Dans-TotSirocco-7b: A Prototype for Interactive AI
Dans-TotSirocco-7b is a 7 billion parameter language model built upon the Mistral-7b architecture, developed by Dans-Archive. This model serves as a prototype for "Dan's PersonalityEngine Mk. 2," focusing on versatile conversational and narrative generation capabilities.
Key Capabilities
- Multipurpose Chat/Chat Instruct Hybrid: Designed to handle both general chat and specific instruction-based interactions.
- Rich Narrative Generation: Trained extensively on role-playing scenarios and text adventure games, enabling it to produce descriptive and captivating stories with an abundance of sensory details and eloquent prose.
- Instruction Following: Proficient in responding to one-shot and multi-round instructions, adapting its output based on system messages and user prompts.
- Flexible Prompt Format: Utilizes the Pygmalion / Metharme prompt format, supporting various conversational flows including system messages, user inputs, and model responses.
Training Details
- Base Model: Mistral-7b
- Sequence Length: 4096 tokens
- Training Method: QLoRA, utilizing 2x RTX 4090 GPUs for approximately 4 hours.

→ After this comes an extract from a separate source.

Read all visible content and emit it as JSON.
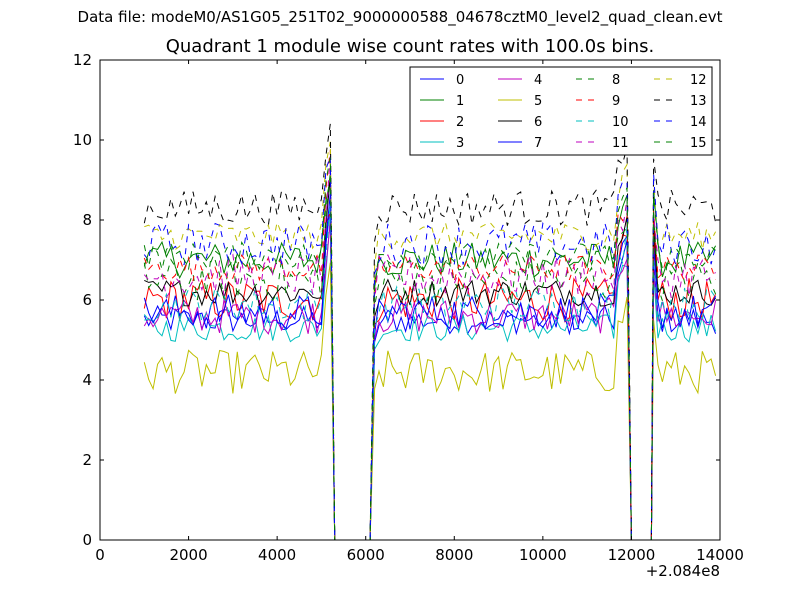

- Key Dataset: Incorporates the Skein dataset from the Kobold AI community, which is crucial for its text adventure capabilities.
Performance Highlights
Evaluations on the Open LLM Leaderboard show an average score of 56.92, with notable results in:
- HellaSwag (10-shot): 84.23
- MMLU (5-shot): 64.19
- ARC (25-shot): 62.03
Good For
- Creative Writing & Story Generation: Ideal for applications requiring detailed and imaginative narratives, especially text-based adventures.
- Role-Playing & Conversational AI: Suitable for developing AI personalities that can engage in multi-turn dialogues and adopt specific personas.
- Instruction-Based Tasks: Effective for scenarios where the model needs to follow specific commands or act as an assistant.